Columnists have resurfaced in the popular consciousness recently. Tom Hanks is appearing in a Broadway play by the late Nora Ephron about New York tabloid columnist Mike McAlary, who blew the lid off a police corruption scandal, got cripplingly sued for libel and redeemed himself by winning a Pulitzer before dying way too young.

And of course we just lost Roger Ebert, another Pulitzer winner, who definitely has better things to do in the afterlife than lurk in a newsroom burning microwave popcorn. I bet right now he's talking about "Oh, God!" with Gene Siskel, George Burns and ... God.
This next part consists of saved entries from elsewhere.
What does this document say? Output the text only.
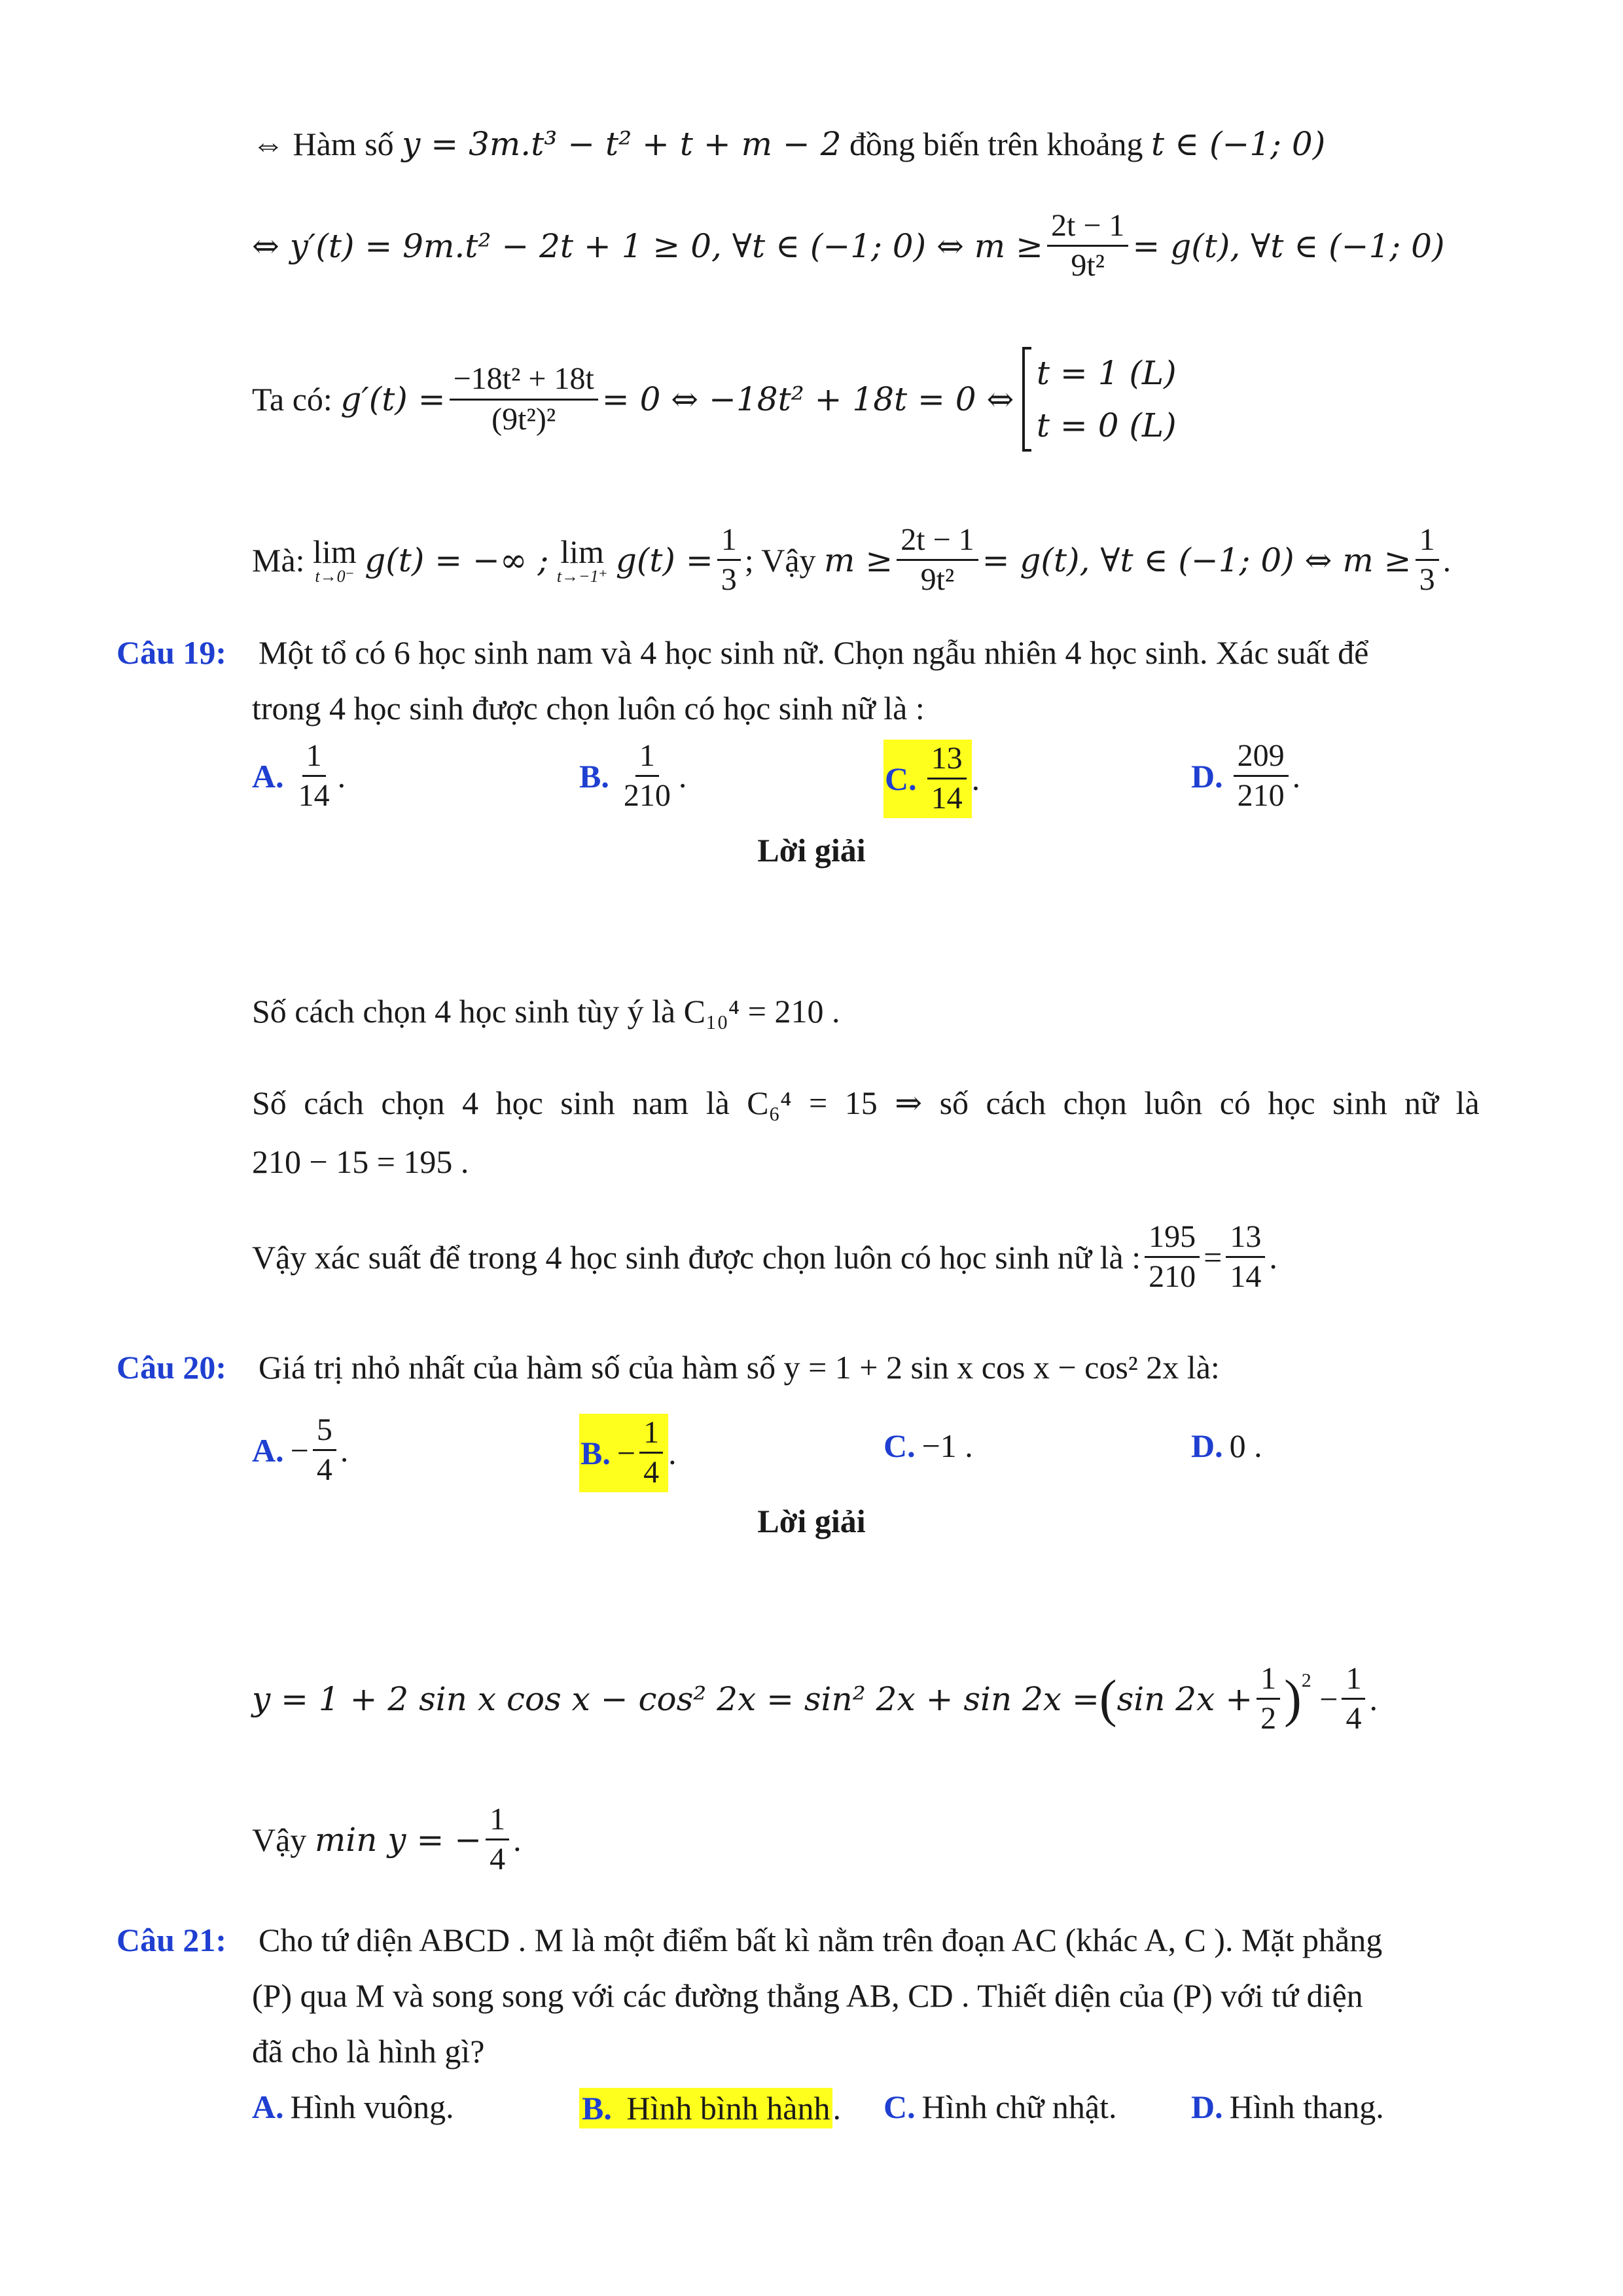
⇔ Hàm số y = 3m.t³ − t² + t + m − 2 đồng biến trên khoảng t ∈ (−1; 0)
⇔ y′(t) = 9m.t² − 2t + 1 ≥ 0, ∀t ∈ (−1; 0) ⇔ $m \ge \frac{2t - 1}{\text{9t²}} = g(t)$, ∀t ∈ (−1; 0)
Ta có:
$g'(t) = \frac{\text{−18t² + 18t}}{\text{(9t²)²}} = 0$ ⇔ −18t² + 18t = 0 ⇔

t = 1 (L)
t = 0 (L)
Mà:
lim
t→0⁻
g(t) = −∞ ;
lim
t→−1⁺
$g(t) = \frac{1}{3}$ ; Vậy
$m \ge \frac{2t - 1}{\text{9t²}} = g(t)$, ∀t ∈ (−1; 0) ⇔ $m \ge \frac{1}{3}$ .
Câu 19: Một tổ có 6 học sinh nam và 4 học sinh nữ. Chọn ngẫu nhiên 4 học sinh. Xác suất để
trong 4 học sinh được chọn luôn có học sinh nữ là :
A. $\frac{1}{14}$ .	B. $\frac{1}{210}$ .	C. $\frac{13}{14}$ .	D. $\frac{209}{210}$ .
Lời giải
Số cách chọn 4 học sinh tùy ý là C₁₀⁴ = 210 .
Số cách chọn 4 học sinh nam là C₆⁴ = 15 ⇒ số cách chọn luôn có học sinh nữ là
210 − 15 = 195 .
Vậy xác suất để trong 4 học sinh được chọn luôn có học sinh nữ là : $\frac{195}{210} = \frac{13}{14}$ .
Câu 20: Giá trị nhỏ nhất của hàm số của hàm số y = 1 + 2 sin x cos x − cos² 2x là:
A. − $\frac{5}{4}$ .	B. − $\frac{1}{4}$ .	C. −1 .	D. 0 .
Lời giải
y = 1 + 2 sin x cos x − cos² 2x = sin² 2x + sin 2x = ( $\sin 2x + \frac{1}{2} )^2$
− $\frac{1}{4}$ .
Vậy
min y = − $\frac{1}{4}$ .
Câu 21: Cho tứ diện ABCD . M là một điểm bất kì nằm trên đoạn AC (khác A, C ). Mặt phẳng
(P) qua M và song song với các đường thẳng AB, CD . Thiết diện của (P) với tứ diện
đã cho là hình gì?
A. Hình vuông.	B. Hình bình hành . C. Hình chữ nhật. D. Hình thang.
Putting aside the implication that the only beloved columnist is a dead columnist, I'm wondering if maybe the attention on the profession/craft/magic act will give us the 15 minutes we need to get hip again. (We were hip at some point, right? In the '30s maybe? It would help if we could have our fedoras and flasks back, but then the sportswriters are going to get all mouthy and that's no good.)

The hipsters like anything their grandparents enjoyed -- bowling, ukuleles, a full beard, knitting, bingo -- so columnists are ripe for retro chic. Get ahead of the trend by starting an Ernie Pyle fan club in your neighborhood.

Or just help a columnist enjoy something hip. A nice strong craft ale, maybe. I like Trois Pistoles.